Ted Cruz Reveals How He Would Deport Undocumented Immigrants

CREDIT: AP Photo/Matt Rourke

Republican presidential candidate Sen. Ted Cruz speaks during a campaign stop, Friday, Feb. 19, 2016, in Myrtle Beach, S.C.

Sen. Ted Cruz (R-TX) is taking a sharp rightward shift on immigrant policy, affirming that he would send law enforcement agents to knock on undocumented immigrants’ doors and round them up for deportation, even if that means arresting them in front of their children.

Appearing on Fox News on Monday night, Cruz told Bill O’Reilly that’s exactly what Immigration and Customs Enforcement (ICE) is intended to do. “We have law enforcement that looks for people who are violating the laws that apprehends and deports them,” Cruz said.

O’Reilly pressed Cruz on the issue, detailing a specific situation that often engenders sympathy for the estimated 11 million undocumented immigrants living in the United States: A parent who has overstayed their visa and now lives in the country with several U.S.-born children. O’Reilly asked Cruz whether he would “send the feds to his house, take him out and put him back on a plane.”

“You better believe it,” Cruz replied.

It’s a departure from the way that Cruz — whose father was born in Cuba — has previously talked about immigration enforcement. Back in January, the president candidate suggested that ICE agents shouldn’t be going door to door to track down immigrants, arguing that could transform the U.S. into a “police state.”

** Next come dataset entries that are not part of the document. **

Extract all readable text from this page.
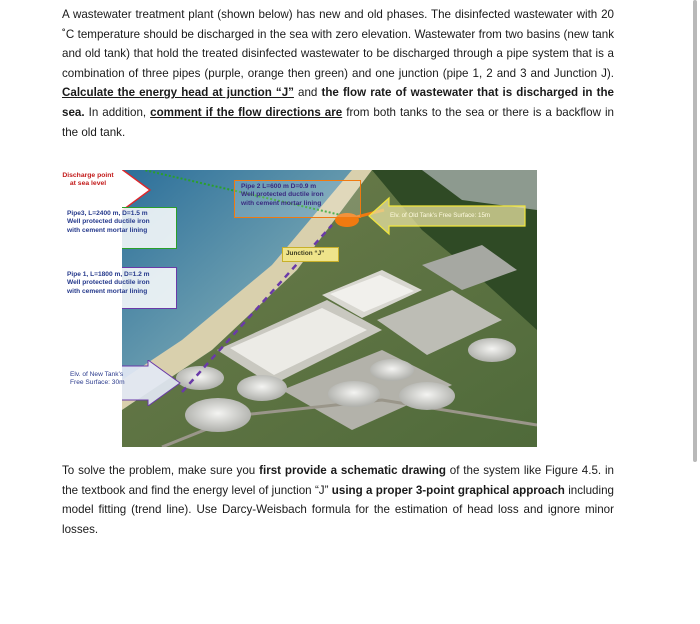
A wastewater treatment plant (shown below) has new and old phases. The disinfected wastewater with 20 ˚C temperature should be discharged in the sea with zero elevation. Wastewater from two basins (new tank and old tank) that hold the treated disinfected wastewater to be discharged through a pipe system that is a combination of three pipes (purple, orange then green) and one junction (pipe 1, 2 and 3 and Junction J). Calculate the energy head at junction “J” and the flow rate of wastewater that is discharged in the sea. In addition, comment if the flow directions are from both tanks to the sea or there is a backflow in the old tank.
Discharge point
at sea level
Pipe3, L=2400 m, D=1.5 m
Well protected ductile iron
with cement mortar lining
Pipe 1, L=1800 m, D=1.2 m
Well protected ductile iron
with cement mortar lining
Pipe 2 L=600 m D=0.9 m
Well protected ductile iron
with cement mortar lining
Junction “J”
Elv. of Old Tank’s Free Surface: 15m
Elv. of New Tank’s
Free Surface: 30m
To solve the problem, make sure you first provide a schematic drawing of the system like Figure 4.5. in the textbook and find the energy level of junction “J” using a proper 3-point graphical approach including model fitting (trend line). Use Darcy-Weisbach formula for the estimation of head loss and ignore minor losses.
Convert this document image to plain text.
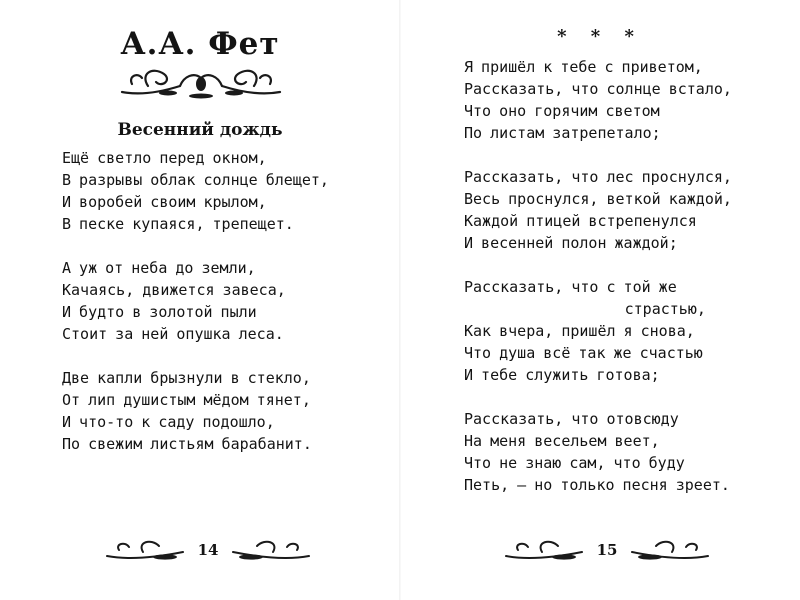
А.А. Фет
Весенний дождь

Ещё светло перед окном,
В разрывы облак солнце блещет,
И воробей своим крылом,
В песке купаяся, трепещет.

А уж от неба до земли,
Качаясь, движется завеса,
И будто в золотой пыли
Стоит за ней опушка леса.

Две капли брызнули в стекло,
От лип душистым мёдом тянет,
И что-то к саду подошло,
По свежим листьям барабанит.

14
* * *

Я пришёл к тебе с приветом,
Рассказать, что солнце встало,
Что оно горячим светом
По листам затрепетало;

Рассказать, что лес проснулся,
Весь проснулся, веткой каждой,
Каждой птицей встрепенулся
И весенней полон жаждой;

Рассказать, что с той же
страстью,
Как вчера, пришёл я снова,
Что душа всё так же счастью
И тебе служить готова;

Рассказать, что отовсюду
На меня весельем веет,
Что не знаю сам, что буду
Петь, — но только песня зреет.

15
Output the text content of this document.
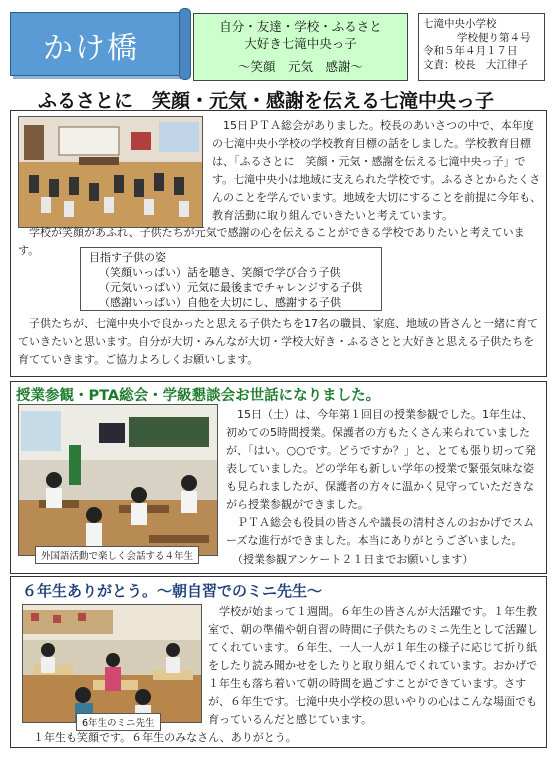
かけ橋
自分・友達・学校・ふるさと
大好き七滝中央っ子
～笑顔　元気　感謝～
七滝中央小学校
学校便り第４号
令和５年４月１７日
文責：校長　大江律子
ふるさとに　笑顔・元気・感謝を伝える七滝中央っ子
　15日ＰＴＡ総会がありました。校長のあいさつの中で、本年度の七滝中央小学校の学校教育目標の話をしました。学校教育目標は、「ふるさとに　笑顔・元気・感謝を伝える七滝中央っ子」です。七滝中央小は地域に支えられた学校です。ふるさとからたくさんのことを学んでいます。地域を大切にすることを前提に今年も、教育活動に取り組んでいきたいと考えています。
　学校が笑顔があふれ、子供たちが元気で感謝の心を伝えることができる学校でありたいと考えています。
目指す子供の姿
（笑顔いっぱい）話を聴き、笑顔で学び合う子供
（元気いっぱい）元気に最後までチャレンジする子供
（感謝いっぱい）自他を大切にし、感謝する子供
　子供たちが、七滝中央小で良かったと思える子供たちを17名の職員、家庭、地域の皆さんと一緒に育てていきたいと思います。自分が大切・みんなが大切・学校大好き・ふるさとと大好きと思える子供たちを育てていきます。ご協力よろしくお願いします。
授業参観・PTA総会・学級懇談会お世話になりました。
外国語活動で楽しく会話する４年生
　15日（土）は、今年第１回目の授業参観でした。1年生は、初めての5時間授業。保護者の方もたくさん来られていましたが、「はい。○○です。どうですか？」と、とても張り切って発表していました。どの学年も新しい学年の授業で緊張気味な姿も見られましたが、保護者の方々に温かく見守っていただきながら授業参観ができました。
　ＰＴＡ総会も役員の皆さんや議長の清村さんのおかげでスムーズな進行ができました。本当にありがとうございました。
（授業参観アンケート２１日までお願いします）
６年生ありがとう。～朝自習でのミニ先生～
6年生のミニ先生
　学校が始まって１週間。６年生の皆さんが大活躍です。１年生教室で、朝の準備や朝自習の時間に子供たちのミニ先生として活躍してくれています。６年生、一人一人が１年生の様子に応じて折り紙をしたり読み聞かせをしたりと取り組んでくれています。おかげで１年生も落ち着いて朝の時間を過ごすことができています。さすが、６年生です。七滝中央小学校の思いやりの心はこんな場面でも育っているんだと感じています。
　１年生も笑顔です。６年生のみなさん、ありがとう。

“No, I don’t intend to send jackboots to knock on your door and every door in America. That’s not how we enforce the law for any crime,” Cruz told CNN at the time.

Led by frontrunner Donald Trump, who has referred to immigrants as rapists and has promised to create a “deportation force” to identify the 11 million undocumented immigrants currently in the United States, the GOP presidential race has become increasingly extreme on immigration issues. Although Cruz has previously attempted to moderate his stances on immigration earlier in his campaign, he has since fallen more in step with Trump — even suggesting that he would hire Donald Trump to build a wall along the entire southern border of the United States.

There’s some evidence that the xenophobia on display in the Republican primary is making Latino voters more politically engaged. Ahead of the GOP caucus in Nevada this week, political analysts have been raising concerns about the growing backlash to Republican candidates’ harsh statements about immigrants.

Fernando Romero, of the nonpartisan Las Vegas group Hispanics in Politics, has specifically singled out Trump and Cruz as two candidates who are turning off voters.

“Unfortunately, those two individuals are doing so much to create that tension and that skepticism that those who maybe have never voted before or that are now becoming U.S. citizens are leaning toward whoever the Democratic candidate would be,” Romero told the Associated Press this week.